Di Alessandro Crupi – Quattro sconfitte consecutive tutte molto sovrapponibili quelle della Reggina contro Spal, Empoli, Pisa e Monza che hanno confezionato una crisi divenuta preoccupante e temibile per società, calciatori e tifosi. Ciascuna ha una storia da raccontare ma diversi punti di contatto con quelle che la seguono e la precedono portando a pensare ad un film già visto, una sorta di déjà-vu in senso negativo. La prima costante è l’espulsione: arriva con precisione chirurgica da tre turni escludendo il match del “Castellani” con l’Empoli. Cartellini rossi caratterizzati da un mix di eccessiva severità degli arbitri e ingenuità mescolata a nervosismo dei calciatori.

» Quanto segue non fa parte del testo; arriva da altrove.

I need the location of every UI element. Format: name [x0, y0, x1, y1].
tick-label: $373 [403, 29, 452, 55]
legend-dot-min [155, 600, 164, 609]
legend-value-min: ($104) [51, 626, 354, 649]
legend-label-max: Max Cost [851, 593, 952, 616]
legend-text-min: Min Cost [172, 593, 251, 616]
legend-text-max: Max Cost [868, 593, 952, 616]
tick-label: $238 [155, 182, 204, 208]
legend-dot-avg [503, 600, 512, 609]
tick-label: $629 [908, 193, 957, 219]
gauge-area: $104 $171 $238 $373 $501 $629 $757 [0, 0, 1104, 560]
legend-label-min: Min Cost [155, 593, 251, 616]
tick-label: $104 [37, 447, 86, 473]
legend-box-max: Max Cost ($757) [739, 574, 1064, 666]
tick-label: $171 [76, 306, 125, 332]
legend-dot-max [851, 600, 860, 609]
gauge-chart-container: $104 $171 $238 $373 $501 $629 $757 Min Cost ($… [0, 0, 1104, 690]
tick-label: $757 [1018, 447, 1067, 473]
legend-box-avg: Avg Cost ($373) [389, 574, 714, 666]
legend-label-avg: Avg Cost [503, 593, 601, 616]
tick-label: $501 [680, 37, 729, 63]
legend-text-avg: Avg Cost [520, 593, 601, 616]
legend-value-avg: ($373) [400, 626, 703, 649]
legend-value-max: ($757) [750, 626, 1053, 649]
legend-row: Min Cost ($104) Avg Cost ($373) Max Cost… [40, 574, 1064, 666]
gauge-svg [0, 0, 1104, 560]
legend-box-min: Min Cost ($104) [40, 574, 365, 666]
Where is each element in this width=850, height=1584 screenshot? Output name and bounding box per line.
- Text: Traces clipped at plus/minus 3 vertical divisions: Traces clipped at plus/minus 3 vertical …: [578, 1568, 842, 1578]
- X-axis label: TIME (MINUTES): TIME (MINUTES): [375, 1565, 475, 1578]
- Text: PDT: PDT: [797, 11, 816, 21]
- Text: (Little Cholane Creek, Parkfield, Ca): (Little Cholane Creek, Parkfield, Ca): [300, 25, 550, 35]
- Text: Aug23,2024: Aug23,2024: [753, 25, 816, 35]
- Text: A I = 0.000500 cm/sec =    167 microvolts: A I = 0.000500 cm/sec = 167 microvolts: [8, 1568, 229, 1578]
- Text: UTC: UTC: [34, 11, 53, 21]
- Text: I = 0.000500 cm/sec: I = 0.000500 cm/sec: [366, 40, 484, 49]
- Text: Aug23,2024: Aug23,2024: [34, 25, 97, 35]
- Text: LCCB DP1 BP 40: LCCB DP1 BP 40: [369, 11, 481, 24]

Sul primo punto, tuttavia, osservando anche le altre partite emerge lo stesso metro di giudizio di una classe arbitrale che non interpreta molto le situazioni di gioco con equilibrio di giudizio bensì usa spesso la clava applicando la regola nella maniera più punitiva possibile, a volte inspiegabilmente, facendo incetta di cartellini. Eccessivo protagonismo dettato dalla mancanza di pubblico che rende i direttori di gara più spavaldi o linea dura dettata dall’alto? Qualunque cosa sia vale per tutte le squadre e sta ai giocatori amaranto contenersi visto il trend. Seconda costante gli infortuni, che sono in crescente aumento gara dopo gara, da Charpentier a Ménez passando per Vasic e Rossi.

Perché? È solo una fase sfortunata o c’è dell’altro? Contrattempi molto comuni, inoltre, tra gli attaccanti della Reggina e in gente di fantasia e dinamismo come Ménez e Charpentier, che penalizzano le scelte di Toscano, il quale è costretto così ad utilizzare costantemente prime punte adattando magari Bellomo più in avanti per tamponare il problema. Terza costante l’involuzione di gioco. Da seconda squadra del Campionato di Serie B per occasioni da rete create a partita si è passati ad essere tra le ultime in questa speciale classifica, dalla Spal in poi.

Pochissimi tiri in porta e le ficcanti azioni che portavano la Reggina davanti alla porta avversaria diventano via via solo un ricordo sempre più sbiadito. Non a caso da quando, anche, si oscura la lampadina geniale di Ménez fino all’infortunio. E pure qui la domanda sorge spontanea, come diceva Lubrano: “Perchè?”. Difficile pensare ad una semplice casualità di fronte a quattro sconfitte di fila quanto piuttosto a qualcosa che non funziona o che manca nella filiera società-dirigenza-figure tecniche-allenatore-giocatore che identifica oggi la Reggina. Una sorta di male oscuro che affligge il giocattolo. Tre “perché” a cui dare risposta al termine di questo ritiro per superare la crisi.